What went wrong? For one thing, Raiser said, Brazil mistakenly interpreted its latest growth spurt as the result of its own economic policies. Instead, he said, the credit belongs to China.

“Brazil is a commodity exporter,” he said. “As a result, when China entered the world economy, prices for Brazil’s products went through the roof and suddenly Brazil was in a commodity boom.” Since that time, however, prices for Brazil’s major products such as oil, sugar and coffee have plummeted.

In addition, Brazil’s growth was driven by an influx of people leaving school and entering the labor force. Now that these people are aging, growth will not continue at similar rates without measures to boost productivity. Moreover, the dependency ratio per worker in 10 years is expected to be twice as high as today.
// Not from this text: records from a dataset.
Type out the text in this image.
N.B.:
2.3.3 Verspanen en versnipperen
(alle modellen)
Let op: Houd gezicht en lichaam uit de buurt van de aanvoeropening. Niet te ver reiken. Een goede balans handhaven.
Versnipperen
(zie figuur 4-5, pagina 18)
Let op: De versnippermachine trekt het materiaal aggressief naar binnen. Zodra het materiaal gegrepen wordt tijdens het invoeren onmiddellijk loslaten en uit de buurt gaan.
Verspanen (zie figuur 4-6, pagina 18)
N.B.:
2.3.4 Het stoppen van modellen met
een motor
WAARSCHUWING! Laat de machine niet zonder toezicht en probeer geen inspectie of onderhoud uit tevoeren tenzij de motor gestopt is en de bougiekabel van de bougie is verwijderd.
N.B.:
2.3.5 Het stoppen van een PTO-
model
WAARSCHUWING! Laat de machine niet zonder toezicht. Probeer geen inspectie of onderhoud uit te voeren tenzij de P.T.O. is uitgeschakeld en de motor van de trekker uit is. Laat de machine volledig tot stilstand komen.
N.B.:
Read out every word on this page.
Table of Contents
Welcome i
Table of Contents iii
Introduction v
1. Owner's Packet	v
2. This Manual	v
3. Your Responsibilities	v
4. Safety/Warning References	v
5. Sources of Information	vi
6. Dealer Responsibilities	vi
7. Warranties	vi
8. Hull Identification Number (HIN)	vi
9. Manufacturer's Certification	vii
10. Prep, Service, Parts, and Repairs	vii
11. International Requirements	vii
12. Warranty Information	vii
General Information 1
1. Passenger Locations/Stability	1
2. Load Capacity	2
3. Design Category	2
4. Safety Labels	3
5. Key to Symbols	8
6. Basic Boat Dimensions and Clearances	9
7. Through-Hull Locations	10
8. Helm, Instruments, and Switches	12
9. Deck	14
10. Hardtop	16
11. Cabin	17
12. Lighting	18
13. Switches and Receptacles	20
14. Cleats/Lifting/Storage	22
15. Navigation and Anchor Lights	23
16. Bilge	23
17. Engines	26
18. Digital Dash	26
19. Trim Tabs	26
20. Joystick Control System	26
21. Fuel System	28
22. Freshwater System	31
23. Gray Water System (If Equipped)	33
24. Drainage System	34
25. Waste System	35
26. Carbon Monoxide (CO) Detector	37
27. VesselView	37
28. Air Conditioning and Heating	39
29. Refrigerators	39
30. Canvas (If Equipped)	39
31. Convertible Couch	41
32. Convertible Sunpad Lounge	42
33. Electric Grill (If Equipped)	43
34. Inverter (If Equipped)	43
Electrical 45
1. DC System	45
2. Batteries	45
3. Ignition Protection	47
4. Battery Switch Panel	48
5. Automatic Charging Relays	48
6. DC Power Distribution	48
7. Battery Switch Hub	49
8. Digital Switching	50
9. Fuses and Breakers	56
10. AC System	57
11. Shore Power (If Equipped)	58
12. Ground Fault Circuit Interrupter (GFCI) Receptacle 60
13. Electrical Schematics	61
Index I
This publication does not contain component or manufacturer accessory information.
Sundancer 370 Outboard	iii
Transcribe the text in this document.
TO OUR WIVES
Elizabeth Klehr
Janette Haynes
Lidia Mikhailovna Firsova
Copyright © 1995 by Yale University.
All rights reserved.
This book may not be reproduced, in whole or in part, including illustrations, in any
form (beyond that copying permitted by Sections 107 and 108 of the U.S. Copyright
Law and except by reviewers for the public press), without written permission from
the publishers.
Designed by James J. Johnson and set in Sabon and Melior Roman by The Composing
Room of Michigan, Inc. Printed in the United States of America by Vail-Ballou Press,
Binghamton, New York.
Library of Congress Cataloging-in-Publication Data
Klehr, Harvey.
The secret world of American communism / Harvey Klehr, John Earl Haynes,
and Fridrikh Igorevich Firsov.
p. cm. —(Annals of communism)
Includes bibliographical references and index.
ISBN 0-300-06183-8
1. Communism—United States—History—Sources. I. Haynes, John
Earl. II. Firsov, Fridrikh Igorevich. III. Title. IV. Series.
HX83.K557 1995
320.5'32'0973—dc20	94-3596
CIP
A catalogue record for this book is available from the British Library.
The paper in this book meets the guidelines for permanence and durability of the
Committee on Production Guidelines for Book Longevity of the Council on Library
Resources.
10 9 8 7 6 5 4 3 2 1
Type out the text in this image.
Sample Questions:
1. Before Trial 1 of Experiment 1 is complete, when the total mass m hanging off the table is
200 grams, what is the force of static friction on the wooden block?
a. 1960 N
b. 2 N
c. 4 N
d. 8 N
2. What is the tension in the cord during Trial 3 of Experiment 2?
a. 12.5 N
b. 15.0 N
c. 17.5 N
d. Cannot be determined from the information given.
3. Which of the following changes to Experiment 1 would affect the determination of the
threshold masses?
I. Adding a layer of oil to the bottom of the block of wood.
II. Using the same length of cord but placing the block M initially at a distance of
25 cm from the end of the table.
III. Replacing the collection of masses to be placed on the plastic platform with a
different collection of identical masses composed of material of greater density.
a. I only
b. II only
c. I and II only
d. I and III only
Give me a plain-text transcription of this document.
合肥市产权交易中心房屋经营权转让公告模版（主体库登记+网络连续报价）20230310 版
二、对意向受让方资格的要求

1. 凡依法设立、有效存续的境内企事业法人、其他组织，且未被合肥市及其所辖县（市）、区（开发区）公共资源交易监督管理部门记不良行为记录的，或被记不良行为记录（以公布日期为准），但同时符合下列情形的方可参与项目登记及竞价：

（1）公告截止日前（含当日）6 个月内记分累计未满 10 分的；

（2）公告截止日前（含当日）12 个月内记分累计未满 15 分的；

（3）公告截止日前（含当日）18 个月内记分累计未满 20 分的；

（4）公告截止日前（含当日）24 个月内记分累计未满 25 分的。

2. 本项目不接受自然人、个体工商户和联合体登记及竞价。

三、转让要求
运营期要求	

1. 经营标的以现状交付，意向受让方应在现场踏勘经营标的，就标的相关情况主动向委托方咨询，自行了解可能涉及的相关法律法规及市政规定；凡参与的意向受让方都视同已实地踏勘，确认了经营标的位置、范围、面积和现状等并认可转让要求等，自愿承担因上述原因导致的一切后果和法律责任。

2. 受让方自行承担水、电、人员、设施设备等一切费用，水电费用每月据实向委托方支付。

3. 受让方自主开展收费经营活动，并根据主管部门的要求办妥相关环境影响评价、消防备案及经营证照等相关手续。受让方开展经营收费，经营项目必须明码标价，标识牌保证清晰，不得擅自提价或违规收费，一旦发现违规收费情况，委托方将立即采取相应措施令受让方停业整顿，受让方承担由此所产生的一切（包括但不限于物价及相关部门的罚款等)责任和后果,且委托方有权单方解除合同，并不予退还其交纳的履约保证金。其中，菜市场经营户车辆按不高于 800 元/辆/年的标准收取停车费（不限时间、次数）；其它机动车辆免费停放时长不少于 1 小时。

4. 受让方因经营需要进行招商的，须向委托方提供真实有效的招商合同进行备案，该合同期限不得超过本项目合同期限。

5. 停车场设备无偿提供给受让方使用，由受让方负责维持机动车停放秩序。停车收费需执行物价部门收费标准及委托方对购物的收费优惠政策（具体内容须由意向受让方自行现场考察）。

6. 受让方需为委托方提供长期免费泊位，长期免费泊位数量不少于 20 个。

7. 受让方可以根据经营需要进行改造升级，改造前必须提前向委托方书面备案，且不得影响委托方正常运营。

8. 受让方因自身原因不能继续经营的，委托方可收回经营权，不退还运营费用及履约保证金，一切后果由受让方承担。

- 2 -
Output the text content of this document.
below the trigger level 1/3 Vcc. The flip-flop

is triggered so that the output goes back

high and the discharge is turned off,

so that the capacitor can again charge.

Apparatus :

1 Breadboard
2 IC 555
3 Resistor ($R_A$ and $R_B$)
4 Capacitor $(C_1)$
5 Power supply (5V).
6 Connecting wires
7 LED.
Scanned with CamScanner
“Brazil is now at the end of its demographic bonus,” Raiser said. “We’re going to have a country that gets gray before it gets rich.”

What can be done

In order to jumpstart its once thriving economy, Brazil needs to open itself up to trade and ease the process of doing business, Raiser said. By putting more liberal trade policies in place, he said, Brazil would see immediate gains in its services and manufacturing sectors because of the stimulus of competition and the access to new technologies.

At the same time, burdensome regulations make the process of becoming a business owner next to impossible today.

“Brazilians have absolutely no incentive to be entrepreneurs,” he said. “It’s tough and it doesn’t pay.”

Brazil also needs to find ways to cut spending. Pension reform will be key, Raiser said. Brazil’s pension spending is around 80 percent of its social spending, while the percentage of population drawing a pension is 7 percent. Compare this to Japan, were pensions account for less than 70 percent of spending and benefit nearly a quarter of the population.

Subsidies for industry, amounting to 4.5 percent of the country’s GDP, have blunted competition and created a culture of complacency among Brazilian businesses, Raiser said. While some argue that these subsidies have done some good, there is no evidence that there has been any substantial positive impact.

“Essentially [these subsidies] were political patronage,” Raiser said. “The motivation may have been laudable but the result has been persistent rent seeking.”

Without deep fiscal adjustment, Raiser said, Brazil’s debt is expected to jump to 90 percent of GDP. But the adjustment is complicated by the fact that the vast majority of spending is mandated by constitutional rules. Hence constitutional changes will be required to reduce social entitlements and target spending to those who really need support of the state.

“The next government is going to have to do a massive fiscal adjustment,” Raiser said. “This is going to be really difficult politically.”